"Iya perempuan, Gus. Tapi Mat, dari perasaan menuju pikiran dan merangkainya dalam kata-kata pun aku masih merasa belum tuntas. Jadi, bagaimana mungkin aku mengaktualisasikannya secara nyata? Kamu juga tahu dan paham betul, kalau aku jarang berkomunikasi apalagi bermain dengan wanita." terang Bewol.
"Mbok ya sing thas-thes (cekatan), apalagi kamu seorang laki-laki. Nanti keburu hilang."
"Lantas kenapa kalau hilang? Sekarang pun kalau dia hilang itu bukan masalah. Nikmat cinta yang dititipkan ini pun tak lantas menuntutnya untuk ada atau hadir didepanku. Bahkan, memiliki harapan untuk mendapatkan balasan perasaannya pun tidak."
"Kalau hanya itu yang kamu lakukan, kamu mau diam atau suka memilih diam, yang mungkin juga justru menjadi  jadi hobi baru, yakni ngrepotin malaikat?" tanya Gus Welly.
"Bukan gitu, Gus. Lagian malaikat mana yang malah tunduk bukan atas perintah Sang Majikan satu-satunya."
"Dan biarkan aku mencintanya dengan caraku sendiri. Tanpa huruf "i" lho. Aku biarkan kata-kata itu berceceran dan berserakan agar ia ditemukan oleh sesorang yang sanggup meletakkan di tempat yang tepat. Bahkan kalaupun memungkinkan, menatanya agar tampak lebih indah."

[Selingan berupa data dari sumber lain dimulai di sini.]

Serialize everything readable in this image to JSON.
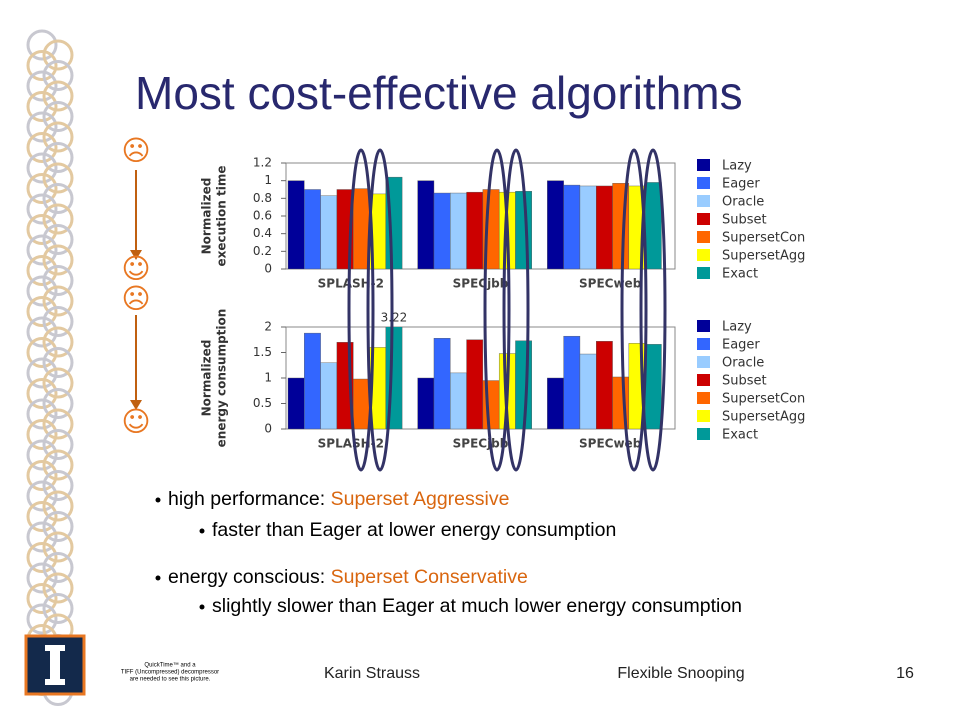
{
  "title": "Most cost-effective algorithms",
  "indicators": [
    "☹",
    "☺",
    "☹",
    "☺"
  ],
  "chart_data": [
    {
      "type": "bar",
      "ylabel": [
        "Normalized",
        "execution time"
      ],
      "categories": [
        "SPLASH-2",
        "SPECjbb",
        "SPECweb"
      ],
      "ylim": [
        0,
        1.2
      ],
      "yticks": [
        0,
        0.2,
        0.4,
        0.6,
        0.8,
        1,
        1.2
      ],
      "grid": false,
      "legend": "right",
      "series": [
        {
          "name": "Lazy",
          "color": "#000099",
          "values": [
            1.0,
            1.0,
            1.0
          ]
        },
        {
          "name": "Eager",
          "color": "#3366ff",
          "values": [
            0.9,
            0.86,
            0.95
          ]
        },
        {
          "name": "Oracle",
          "color": "#99ccff",
          "values": [
            0.83,
            0.86,
            0.94
          ]
        },
        {
          "name": "Subset",
          "color": "#cc0000",
          "values": [
            0.9,
            0.87,
            0.94
          ]
        },
        {
          "name": "SupersetCon",
          "color": "#ff6600",
          "values": [
            0.91,
            0.9,
            0.97
          ]
        },
        {
          "name": "SupersetAgg",
          "color": "#ffff00",
          "values": [
            0.85,
            0.87,
            0.94
          ]
        },
        {
          "name": "Exact",
          "color": "#009999",
          "values": [
            1.04,
            0.88,
            0.98
          ]
        }
      ]
    },
    {
      "type": "bar",
      "ylabel": [
        "Normalized",
        "energy consumption"
      ],
      "categories": [
        "SPLASH-2",
        "SPECjbb",
        "SPECweb"
      ],
      "ylim": [
        0,
        2
      ],
      "yticks": [
        0,
        0.5,
        1,
        1.5,
        2
      ],
      "grid": false,
      "legend": "right",
      "series": [
        {
          "name": "Lazy",
          "color": "#000099",
          "values": [
            1.0,
            1.0,
            1.0
          ]
        },
        {
          "name": "Eager",
          "color": "#3366ff",
          "values": [
            1.88,
            1.78,
            1.82
          ]
        },
        {
          "name": "Oracle",
          "color": "#99ccff",
          "values": [
            1.3,
            1.1,
            1.47
          ]
        },
        {
          "name": "Subset",
          "color": "#cc0000",
          "values": [
            1.7,
            1.75,
            1.72
          ]
        },
        {
          "name": "SupersetCon",
          "color": "#ff6600",
          "values": [
            0.98,
            0.95,
            1.02
          ]
        },
        {
          "name": "SupersetAgg",
          "color": "#ffff00",
          "values": [
            1.6,
            1.48,
            1.68
          ]
        },
        {
          "name": "Exact",
          "color": "#009999",
          "values": [
            3.22,
            1.73,
            1.66
          ],
          "value_labels": [
            "3.22",
            null,
            null
          ]
        }
      ]
    }
  ],
  "bullets": [
    {
      "text": "high performance: ",
      "highlight": "Superset Aggressive",
      "level": 1
    },
    {
      "text": "faster than Eager at lower energy consumption",
      "level": 2
    },
    {
      "text": "energy conscious: ",
      "highlight": "Superset Conservative",
      "level": 1
    },
    {
      "text": "slightly slower than Eager at much lower energy consumption",
      "level": 2
    }
  ],
  "footer": {
    "author": "Karin Strauss",
    "topic": "Flexible Snooping",
    "page": "16",
    "placeholder": [
      "QuickTime™ and a",
      "TIFF (Uncompressed) decompressor",
      "are needed to see this picture."
    ]
  }
}
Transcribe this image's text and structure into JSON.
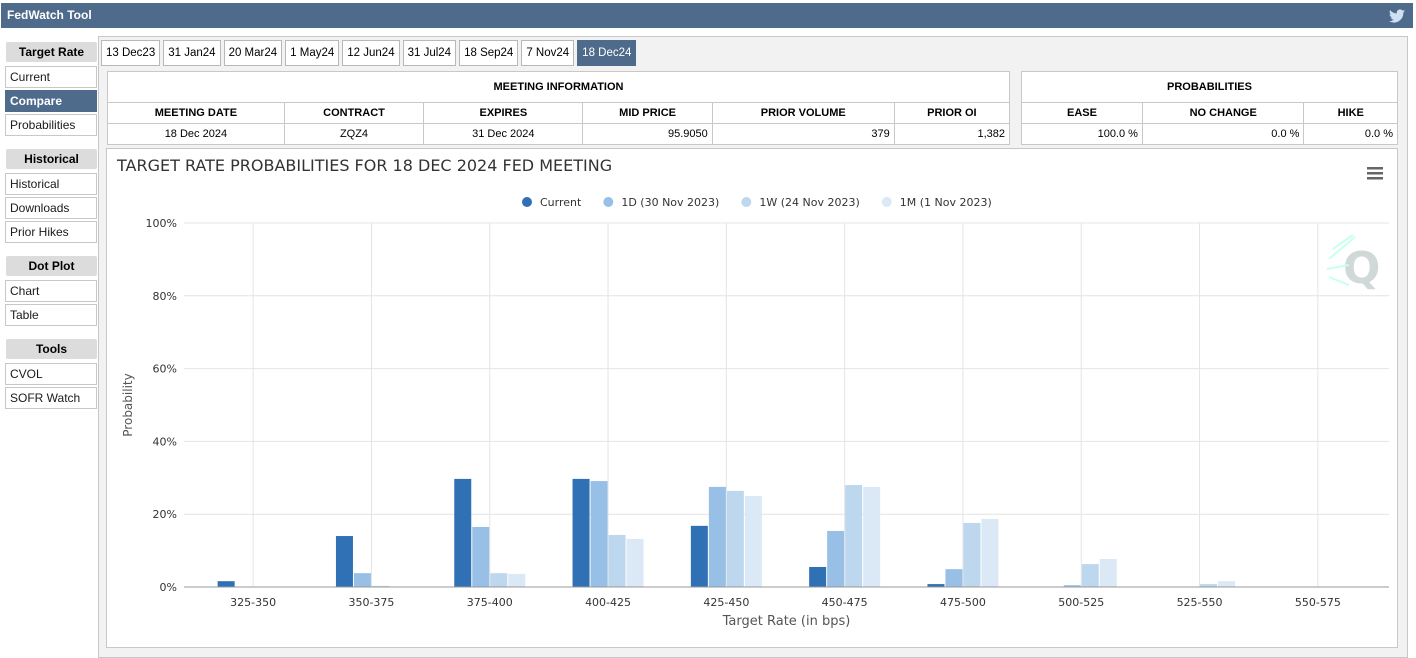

"Repot-repot nduwe konco koyok kowe, Wol. Ojo meneh sesuk bojomu. Tur kata-katamu ora iso marai anak bojomu wareg (repot punya teman seperti kamu, apalagi besok istrimu. Terlebih kata-katamu tidak bisa membuat anak istrimu kenyang)!" ejek Rohmat.
"Amiiin... ." Gus Welly dan Bewol selaras mengaminkannya.
"Lhoh, kok malah di-amin-i?"
Mereka berdua pun hanya tertawa dan melanjutkannya dengan pembahasan topik yang lain. Malam itu tetap hangat meskipun langit nan nampak berbinar-binar, pun dengan martabaknya yang terlanjur sudah menjadi dingin.